JAKARTA - PT Samindo Resources Tbk (MYOH) this year has allocated a capital expenditure of USD17.7 million to support the company's performance. Of this amount, USD14.5 million was for the purchase of 10 dump trucks and USD3.2 million for the purchase of truck heads and vessels.
"The source of funds for capital expenditure comes from internal cash. Of the 10 dump trucks we allocated this year, five of them have arrived. The remaining five in April or May. Thus, our total fleet of dump trucks is 143 units, said Samaki Resources Nakiir's Head of Investor Relations in Jakarta, yesterday. He added, this year Samindo is optimistic that it can record positive performance as experienced in 2018.
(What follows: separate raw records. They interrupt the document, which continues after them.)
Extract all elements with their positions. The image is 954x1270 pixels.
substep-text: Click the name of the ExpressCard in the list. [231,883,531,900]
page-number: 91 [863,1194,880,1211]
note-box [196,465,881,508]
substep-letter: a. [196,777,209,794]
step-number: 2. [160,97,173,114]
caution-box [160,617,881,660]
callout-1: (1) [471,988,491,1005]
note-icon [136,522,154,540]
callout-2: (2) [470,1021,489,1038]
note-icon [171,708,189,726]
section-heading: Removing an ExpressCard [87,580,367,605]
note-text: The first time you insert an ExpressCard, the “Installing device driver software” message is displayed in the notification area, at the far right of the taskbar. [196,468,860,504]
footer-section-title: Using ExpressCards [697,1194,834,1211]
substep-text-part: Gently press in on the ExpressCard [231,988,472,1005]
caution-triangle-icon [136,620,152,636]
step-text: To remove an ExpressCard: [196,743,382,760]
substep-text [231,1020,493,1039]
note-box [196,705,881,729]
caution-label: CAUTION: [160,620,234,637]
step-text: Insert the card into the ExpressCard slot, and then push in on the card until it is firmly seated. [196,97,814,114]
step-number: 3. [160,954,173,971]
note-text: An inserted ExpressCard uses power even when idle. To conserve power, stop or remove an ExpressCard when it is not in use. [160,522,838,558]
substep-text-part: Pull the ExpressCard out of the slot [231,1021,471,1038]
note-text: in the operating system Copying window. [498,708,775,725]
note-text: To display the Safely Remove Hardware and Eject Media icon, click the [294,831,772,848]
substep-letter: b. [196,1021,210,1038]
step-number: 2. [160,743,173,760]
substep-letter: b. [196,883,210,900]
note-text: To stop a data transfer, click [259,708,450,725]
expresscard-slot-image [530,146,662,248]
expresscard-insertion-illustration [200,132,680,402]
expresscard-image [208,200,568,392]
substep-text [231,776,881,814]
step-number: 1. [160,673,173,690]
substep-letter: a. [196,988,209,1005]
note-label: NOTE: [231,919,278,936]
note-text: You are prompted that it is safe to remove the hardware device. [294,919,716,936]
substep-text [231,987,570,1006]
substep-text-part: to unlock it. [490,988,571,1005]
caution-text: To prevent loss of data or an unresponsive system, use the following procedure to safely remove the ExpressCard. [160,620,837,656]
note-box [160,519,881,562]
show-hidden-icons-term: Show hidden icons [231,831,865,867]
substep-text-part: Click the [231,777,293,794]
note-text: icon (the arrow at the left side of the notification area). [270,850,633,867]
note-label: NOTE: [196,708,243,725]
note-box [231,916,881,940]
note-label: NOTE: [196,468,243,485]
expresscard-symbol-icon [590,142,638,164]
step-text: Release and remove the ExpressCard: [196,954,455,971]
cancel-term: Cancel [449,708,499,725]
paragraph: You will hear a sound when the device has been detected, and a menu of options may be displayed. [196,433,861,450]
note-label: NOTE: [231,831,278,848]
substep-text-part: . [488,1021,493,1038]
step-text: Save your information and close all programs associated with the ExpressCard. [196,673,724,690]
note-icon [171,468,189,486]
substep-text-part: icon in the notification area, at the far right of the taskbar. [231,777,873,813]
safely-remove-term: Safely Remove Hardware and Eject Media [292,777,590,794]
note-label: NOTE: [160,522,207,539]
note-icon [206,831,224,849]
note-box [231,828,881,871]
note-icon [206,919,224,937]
Last year, the national-scale integrated coal mining service provider posted revenues of USD241.1 million, up 28.2% compared to 2017, which was recorded at USD188.07 million. While the cost of good sold (COGS) rose from USD160 million to USD190 million.
The gross profit rose 83.2% from USD27.39 million to USD50.2 million. While MYOH's operating profit grew 13.2% to USD 41.551 million. "The company's EBITDA also rose 68.6% from USD42.86 million to USD55.41 million so that the current year's profit reached USD30.93 million or an increase of 151.3% compared to 2017 of USD12.3 million," Zaki said.
According to Zaki, the driving factor for Samindo's increase in financial performance in 2018 was thanks to the efficiency carried out since the beginning of the year. Several factors were successfully suppressed, namely operational costs and organizational restructuring in the work environment.
Samindo Independent Director, Ahmad Saleh said, for this year the company projects better performance in line with the increase in production targets.
He said, for production work, MYOH targets overburden removal to reach 58.1 million tons, up from last year's 54.6 million tons. "Coal production and transportation this year is projected to be the same as last year, namely 10 million tons and 29 million tons," he said.
Last year, the performance of Samindo Resources was supported by PT SIMS Jaya Kaltim, a subsidiary of Samindo in the overburden removal sector and coal getting, contributing 70 percent to the parent company's net income. The remaining 30% comes from PT Transindo Murni Perkasa, PT Samindo Utama Kaltim, and PT Mintec Abadi.